Post-Project Process: Once a project is completed, this series of events kicks off.
Content Calendar: This helps me consistently share my content across all of my channels.
List the Goal of Each Process
Now that you know what business operations you want to standardize, consider how you can add a little bit of strategy to each process. I like to think of it as a trail of breadcrumbs. You want to choreograph the entire experience. For example, you’re going to send final files or a project recap upon completion… why not incorporate some material about how your clients can refer you to their friends within that process?
Consider the bigger picture and what you want each step to accomplish. When you’re sending materials to prospects, what do you want them to do next? How can you customize the process so that they are encouraged to do it?

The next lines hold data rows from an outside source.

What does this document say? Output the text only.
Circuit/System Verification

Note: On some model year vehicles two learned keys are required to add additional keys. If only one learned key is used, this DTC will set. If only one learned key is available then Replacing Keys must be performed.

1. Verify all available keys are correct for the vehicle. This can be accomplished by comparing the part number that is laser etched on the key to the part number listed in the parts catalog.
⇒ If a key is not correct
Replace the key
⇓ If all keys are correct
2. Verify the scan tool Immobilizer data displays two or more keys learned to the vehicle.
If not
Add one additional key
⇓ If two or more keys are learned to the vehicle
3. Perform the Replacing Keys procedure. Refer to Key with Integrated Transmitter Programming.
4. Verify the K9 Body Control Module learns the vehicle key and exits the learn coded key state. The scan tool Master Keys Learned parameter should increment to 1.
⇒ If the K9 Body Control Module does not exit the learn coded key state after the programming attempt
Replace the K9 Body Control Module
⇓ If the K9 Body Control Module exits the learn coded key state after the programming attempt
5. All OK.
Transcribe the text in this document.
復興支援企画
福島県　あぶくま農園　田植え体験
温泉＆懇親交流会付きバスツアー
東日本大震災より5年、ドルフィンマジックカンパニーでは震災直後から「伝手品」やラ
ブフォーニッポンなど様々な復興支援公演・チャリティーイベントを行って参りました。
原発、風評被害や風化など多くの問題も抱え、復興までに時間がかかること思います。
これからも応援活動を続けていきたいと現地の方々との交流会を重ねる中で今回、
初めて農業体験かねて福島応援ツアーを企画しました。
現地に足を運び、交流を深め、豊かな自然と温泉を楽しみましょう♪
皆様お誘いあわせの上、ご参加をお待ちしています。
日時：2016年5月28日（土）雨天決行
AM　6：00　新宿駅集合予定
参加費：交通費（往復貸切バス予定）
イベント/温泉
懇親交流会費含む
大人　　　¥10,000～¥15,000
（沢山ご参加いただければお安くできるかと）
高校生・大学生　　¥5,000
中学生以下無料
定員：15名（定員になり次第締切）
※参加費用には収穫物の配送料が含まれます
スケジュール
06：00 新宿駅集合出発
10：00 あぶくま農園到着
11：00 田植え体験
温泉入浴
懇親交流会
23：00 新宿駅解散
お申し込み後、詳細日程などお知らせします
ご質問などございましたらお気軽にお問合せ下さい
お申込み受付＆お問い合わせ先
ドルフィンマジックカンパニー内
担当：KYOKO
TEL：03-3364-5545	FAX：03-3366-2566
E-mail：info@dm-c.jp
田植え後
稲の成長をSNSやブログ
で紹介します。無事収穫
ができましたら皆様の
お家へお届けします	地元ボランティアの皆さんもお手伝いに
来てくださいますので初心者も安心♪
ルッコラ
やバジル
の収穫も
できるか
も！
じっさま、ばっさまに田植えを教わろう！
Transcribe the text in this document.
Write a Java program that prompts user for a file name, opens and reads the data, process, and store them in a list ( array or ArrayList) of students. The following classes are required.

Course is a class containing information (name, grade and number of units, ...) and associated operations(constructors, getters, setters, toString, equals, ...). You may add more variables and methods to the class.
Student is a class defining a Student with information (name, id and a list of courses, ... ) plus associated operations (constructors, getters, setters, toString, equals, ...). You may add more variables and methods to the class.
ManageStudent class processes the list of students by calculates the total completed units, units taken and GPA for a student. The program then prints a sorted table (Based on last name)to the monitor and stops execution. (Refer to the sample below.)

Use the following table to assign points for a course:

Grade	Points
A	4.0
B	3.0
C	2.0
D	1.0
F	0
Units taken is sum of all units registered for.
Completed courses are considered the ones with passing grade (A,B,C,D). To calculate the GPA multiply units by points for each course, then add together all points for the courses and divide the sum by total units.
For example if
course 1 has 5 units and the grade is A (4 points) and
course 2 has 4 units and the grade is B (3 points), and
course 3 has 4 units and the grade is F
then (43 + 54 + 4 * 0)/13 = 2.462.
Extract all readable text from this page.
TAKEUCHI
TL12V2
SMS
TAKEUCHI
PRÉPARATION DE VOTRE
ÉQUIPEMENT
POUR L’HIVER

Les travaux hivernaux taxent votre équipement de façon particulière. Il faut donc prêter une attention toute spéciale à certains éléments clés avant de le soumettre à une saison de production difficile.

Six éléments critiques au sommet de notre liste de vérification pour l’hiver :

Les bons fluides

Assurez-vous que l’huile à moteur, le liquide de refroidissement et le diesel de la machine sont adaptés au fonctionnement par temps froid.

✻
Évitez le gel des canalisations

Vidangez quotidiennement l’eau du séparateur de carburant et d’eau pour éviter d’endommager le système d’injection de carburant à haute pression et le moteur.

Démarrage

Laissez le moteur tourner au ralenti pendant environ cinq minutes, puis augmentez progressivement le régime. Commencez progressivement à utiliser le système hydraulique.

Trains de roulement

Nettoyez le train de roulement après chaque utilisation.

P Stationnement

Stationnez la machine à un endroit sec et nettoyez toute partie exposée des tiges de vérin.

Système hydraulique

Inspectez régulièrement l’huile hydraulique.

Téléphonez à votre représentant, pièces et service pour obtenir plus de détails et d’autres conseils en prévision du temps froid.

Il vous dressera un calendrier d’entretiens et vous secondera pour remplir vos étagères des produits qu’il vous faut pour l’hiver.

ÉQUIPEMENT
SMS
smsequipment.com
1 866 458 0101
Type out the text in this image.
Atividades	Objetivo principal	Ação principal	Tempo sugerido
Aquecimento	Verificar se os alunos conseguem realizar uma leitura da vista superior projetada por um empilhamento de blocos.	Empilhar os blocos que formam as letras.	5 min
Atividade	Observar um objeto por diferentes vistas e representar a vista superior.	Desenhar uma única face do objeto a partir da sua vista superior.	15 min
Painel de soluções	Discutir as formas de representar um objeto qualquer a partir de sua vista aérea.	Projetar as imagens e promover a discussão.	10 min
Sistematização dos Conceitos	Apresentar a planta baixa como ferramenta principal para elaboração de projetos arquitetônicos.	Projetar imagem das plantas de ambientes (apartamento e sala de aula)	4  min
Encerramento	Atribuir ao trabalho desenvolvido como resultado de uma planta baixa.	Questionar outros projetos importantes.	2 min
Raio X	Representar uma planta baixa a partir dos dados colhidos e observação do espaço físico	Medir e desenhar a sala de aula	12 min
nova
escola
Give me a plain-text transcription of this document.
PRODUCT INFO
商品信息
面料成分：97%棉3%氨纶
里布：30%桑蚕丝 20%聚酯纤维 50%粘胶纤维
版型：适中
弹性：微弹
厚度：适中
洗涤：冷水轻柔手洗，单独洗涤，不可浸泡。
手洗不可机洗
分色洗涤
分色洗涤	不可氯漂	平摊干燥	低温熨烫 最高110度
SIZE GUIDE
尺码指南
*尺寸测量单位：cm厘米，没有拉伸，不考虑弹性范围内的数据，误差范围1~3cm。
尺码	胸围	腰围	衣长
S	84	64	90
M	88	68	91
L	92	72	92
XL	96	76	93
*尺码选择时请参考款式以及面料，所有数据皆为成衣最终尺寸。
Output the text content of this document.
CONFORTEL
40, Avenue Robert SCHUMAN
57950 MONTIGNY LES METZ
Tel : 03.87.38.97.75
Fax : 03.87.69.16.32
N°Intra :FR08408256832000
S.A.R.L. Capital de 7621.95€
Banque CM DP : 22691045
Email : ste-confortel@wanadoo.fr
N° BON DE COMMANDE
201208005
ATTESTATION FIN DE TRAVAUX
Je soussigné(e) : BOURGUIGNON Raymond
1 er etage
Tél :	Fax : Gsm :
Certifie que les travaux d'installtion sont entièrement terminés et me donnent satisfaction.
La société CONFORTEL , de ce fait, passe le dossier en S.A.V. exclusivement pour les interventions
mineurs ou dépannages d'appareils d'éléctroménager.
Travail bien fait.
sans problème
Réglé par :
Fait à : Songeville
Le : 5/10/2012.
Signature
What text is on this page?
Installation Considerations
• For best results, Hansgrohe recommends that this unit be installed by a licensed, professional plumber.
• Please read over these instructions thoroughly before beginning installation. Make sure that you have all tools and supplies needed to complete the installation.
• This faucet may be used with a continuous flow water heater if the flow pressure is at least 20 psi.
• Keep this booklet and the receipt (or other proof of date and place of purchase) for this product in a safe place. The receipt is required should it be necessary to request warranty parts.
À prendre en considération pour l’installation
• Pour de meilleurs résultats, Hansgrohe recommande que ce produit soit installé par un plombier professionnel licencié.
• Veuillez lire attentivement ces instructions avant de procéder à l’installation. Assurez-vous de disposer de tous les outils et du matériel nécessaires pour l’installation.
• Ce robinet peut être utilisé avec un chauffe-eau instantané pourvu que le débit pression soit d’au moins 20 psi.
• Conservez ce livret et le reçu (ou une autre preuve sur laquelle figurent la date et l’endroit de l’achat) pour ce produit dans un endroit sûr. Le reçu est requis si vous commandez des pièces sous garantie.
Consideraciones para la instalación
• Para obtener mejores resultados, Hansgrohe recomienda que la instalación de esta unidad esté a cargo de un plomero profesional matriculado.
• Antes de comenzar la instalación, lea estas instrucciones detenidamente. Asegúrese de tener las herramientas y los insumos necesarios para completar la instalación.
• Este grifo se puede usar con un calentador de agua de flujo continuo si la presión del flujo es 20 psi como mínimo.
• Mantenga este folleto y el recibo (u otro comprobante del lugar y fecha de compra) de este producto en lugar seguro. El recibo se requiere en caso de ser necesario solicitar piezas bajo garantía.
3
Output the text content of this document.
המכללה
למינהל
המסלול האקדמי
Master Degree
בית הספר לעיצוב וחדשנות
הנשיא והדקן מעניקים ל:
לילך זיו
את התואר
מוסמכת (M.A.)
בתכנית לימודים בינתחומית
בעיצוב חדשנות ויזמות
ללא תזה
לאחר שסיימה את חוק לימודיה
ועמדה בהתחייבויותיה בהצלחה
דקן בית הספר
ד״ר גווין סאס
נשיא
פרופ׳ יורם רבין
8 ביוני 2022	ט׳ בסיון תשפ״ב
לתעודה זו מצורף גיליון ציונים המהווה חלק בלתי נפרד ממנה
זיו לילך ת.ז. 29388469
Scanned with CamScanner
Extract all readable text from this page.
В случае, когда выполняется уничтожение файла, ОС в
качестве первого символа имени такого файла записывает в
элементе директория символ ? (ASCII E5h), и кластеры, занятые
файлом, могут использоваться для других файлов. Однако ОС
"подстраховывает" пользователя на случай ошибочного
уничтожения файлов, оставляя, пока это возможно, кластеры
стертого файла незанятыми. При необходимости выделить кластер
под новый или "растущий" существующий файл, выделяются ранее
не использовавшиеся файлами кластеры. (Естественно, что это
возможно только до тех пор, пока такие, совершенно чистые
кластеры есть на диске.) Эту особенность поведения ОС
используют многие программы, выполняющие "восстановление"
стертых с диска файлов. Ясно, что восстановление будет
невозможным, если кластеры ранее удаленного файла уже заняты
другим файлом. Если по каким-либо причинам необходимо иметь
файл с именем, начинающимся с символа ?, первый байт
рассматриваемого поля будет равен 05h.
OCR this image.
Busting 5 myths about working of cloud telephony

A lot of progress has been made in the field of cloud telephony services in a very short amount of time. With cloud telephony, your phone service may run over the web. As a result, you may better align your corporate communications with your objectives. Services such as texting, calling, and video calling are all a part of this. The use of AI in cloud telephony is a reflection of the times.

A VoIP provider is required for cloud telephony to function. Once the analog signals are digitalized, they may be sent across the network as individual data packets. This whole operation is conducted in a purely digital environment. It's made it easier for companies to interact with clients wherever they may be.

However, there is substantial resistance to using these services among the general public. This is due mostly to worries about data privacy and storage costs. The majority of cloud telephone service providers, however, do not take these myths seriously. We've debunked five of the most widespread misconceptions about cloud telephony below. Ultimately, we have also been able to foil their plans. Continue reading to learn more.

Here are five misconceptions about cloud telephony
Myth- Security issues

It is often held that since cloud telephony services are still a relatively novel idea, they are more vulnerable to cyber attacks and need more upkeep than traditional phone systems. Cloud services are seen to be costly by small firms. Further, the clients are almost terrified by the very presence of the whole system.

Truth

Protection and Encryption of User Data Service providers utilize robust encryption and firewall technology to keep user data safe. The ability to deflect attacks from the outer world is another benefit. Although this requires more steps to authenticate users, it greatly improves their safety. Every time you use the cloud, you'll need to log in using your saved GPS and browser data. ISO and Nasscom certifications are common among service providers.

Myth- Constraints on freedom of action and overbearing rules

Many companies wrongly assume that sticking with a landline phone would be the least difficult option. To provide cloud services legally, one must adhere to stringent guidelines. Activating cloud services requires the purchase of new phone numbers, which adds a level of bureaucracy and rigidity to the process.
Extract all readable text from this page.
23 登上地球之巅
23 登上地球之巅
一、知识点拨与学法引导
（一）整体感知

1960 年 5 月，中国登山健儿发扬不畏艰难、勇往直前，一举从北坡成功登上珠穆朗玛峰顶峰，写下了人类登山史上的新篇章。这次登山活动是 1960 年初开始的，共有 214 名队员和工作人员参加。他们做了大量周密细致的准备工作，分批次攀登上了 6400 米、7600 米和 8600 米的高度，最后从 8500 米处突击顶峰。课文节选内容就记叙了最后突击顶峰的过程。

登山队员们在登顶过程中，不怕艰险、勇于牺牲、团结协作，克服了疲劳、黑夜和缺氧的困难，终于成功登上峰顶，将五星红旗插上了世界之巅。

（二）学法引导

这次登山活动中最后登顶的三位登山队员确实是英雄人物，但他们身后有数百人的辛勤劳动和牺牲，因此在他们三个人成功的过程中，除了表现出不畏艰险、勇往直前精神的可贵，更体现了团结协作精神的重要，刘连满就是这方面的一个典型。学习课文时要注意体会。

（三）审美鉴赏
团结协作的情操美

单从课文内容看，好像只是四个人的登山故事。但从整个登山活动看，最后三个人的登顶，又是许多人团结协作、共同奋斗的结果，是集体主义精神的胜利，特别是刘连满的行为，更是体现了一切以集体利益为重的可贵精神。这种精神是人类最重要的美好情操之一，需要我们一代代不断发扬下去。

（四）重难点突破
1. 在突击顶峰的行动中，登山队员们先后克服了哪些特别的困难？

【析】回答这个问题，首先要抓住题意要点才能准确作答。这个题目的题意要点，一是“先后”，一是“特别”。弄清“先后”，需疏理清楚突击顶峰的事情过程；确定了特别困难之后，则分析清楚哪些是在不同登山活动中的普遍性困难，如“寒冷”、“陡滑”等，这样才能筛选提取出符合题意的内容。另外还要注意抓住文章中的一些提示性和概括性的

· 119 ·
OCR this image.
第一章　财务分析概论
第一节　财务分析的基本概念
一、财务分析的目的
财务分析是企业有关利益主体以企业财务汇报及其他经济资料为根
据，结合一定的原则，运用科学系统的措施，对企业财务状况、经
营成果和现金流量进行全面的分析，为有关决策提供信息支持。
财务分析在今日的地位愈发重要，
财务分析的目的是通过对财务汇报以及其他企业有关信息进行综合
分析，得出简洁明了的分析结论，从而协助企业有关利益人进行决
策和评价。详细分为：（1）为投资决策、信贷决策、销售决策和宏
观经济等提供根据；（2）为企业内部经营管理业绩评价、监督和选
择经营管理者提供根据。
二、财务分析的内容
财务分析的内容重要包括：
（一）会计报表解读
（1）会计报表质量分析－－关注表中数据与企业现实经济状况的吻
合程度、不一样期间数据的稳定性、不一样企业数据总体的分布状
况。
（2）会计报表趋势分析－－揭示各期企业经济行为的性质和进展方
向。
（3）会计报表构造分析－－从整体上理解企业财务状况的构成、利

Clearly setting goals will enable you to build business systems that are both efficient and effective.
Map out the Steps
With your end goal mind, list out each step of the process that you’re building. Start by just listing everything that needs to happen then assign them the right order. For obvious reasons, I’ve found that it’s useful to do this on paper first to allow for some flexibility while you are in development mode. Steps may include sending emails, scheduling phone calls, mailing information, creating invoices, or even something as simple as adding files to Google Drive.
At this stage, you’ll also be able to highlight those areas where you need to fill in the blanks where some development is needed. Write emails that you can use as drafts. Set up your invoice template. List topics for phone calls.
Putting together the complete picture makes it easy to…
Implement a System That Works for You
A process is only as good as the system that you use to implement it. If you create processes that are so complicated that they are a pain to use, they won’t stick. Find a system or software that will manage these processes for you and prompt you when action is needed. The more that you can automate, the easier it will be for you to stay on top of things and the more time you’ll save. Wasn’t that the point of all this, anyways?
As you’re choosing your process management system, consider ease of use, cost, and functionality that is most important to you. I use a combination of Trello and Insightly to manage my processes and daily tasks. Insightly is great for client management and Trello helps me navigate my goals, daily tasks, and content calendar. If you want a peek into how I use Trello for goal setting, check out this post. Ready to get started on your own? There are many options from a simple spreadsheet to a full blown CRM system. Choose what fits your business best.
Allocating your time correctly and dedicating precious brain power to the most important tasks in your day is crucial to the success of your business. Take the time now to identify what tasks to automate and standardize. It will save you hours in the long run. What processes will you start with?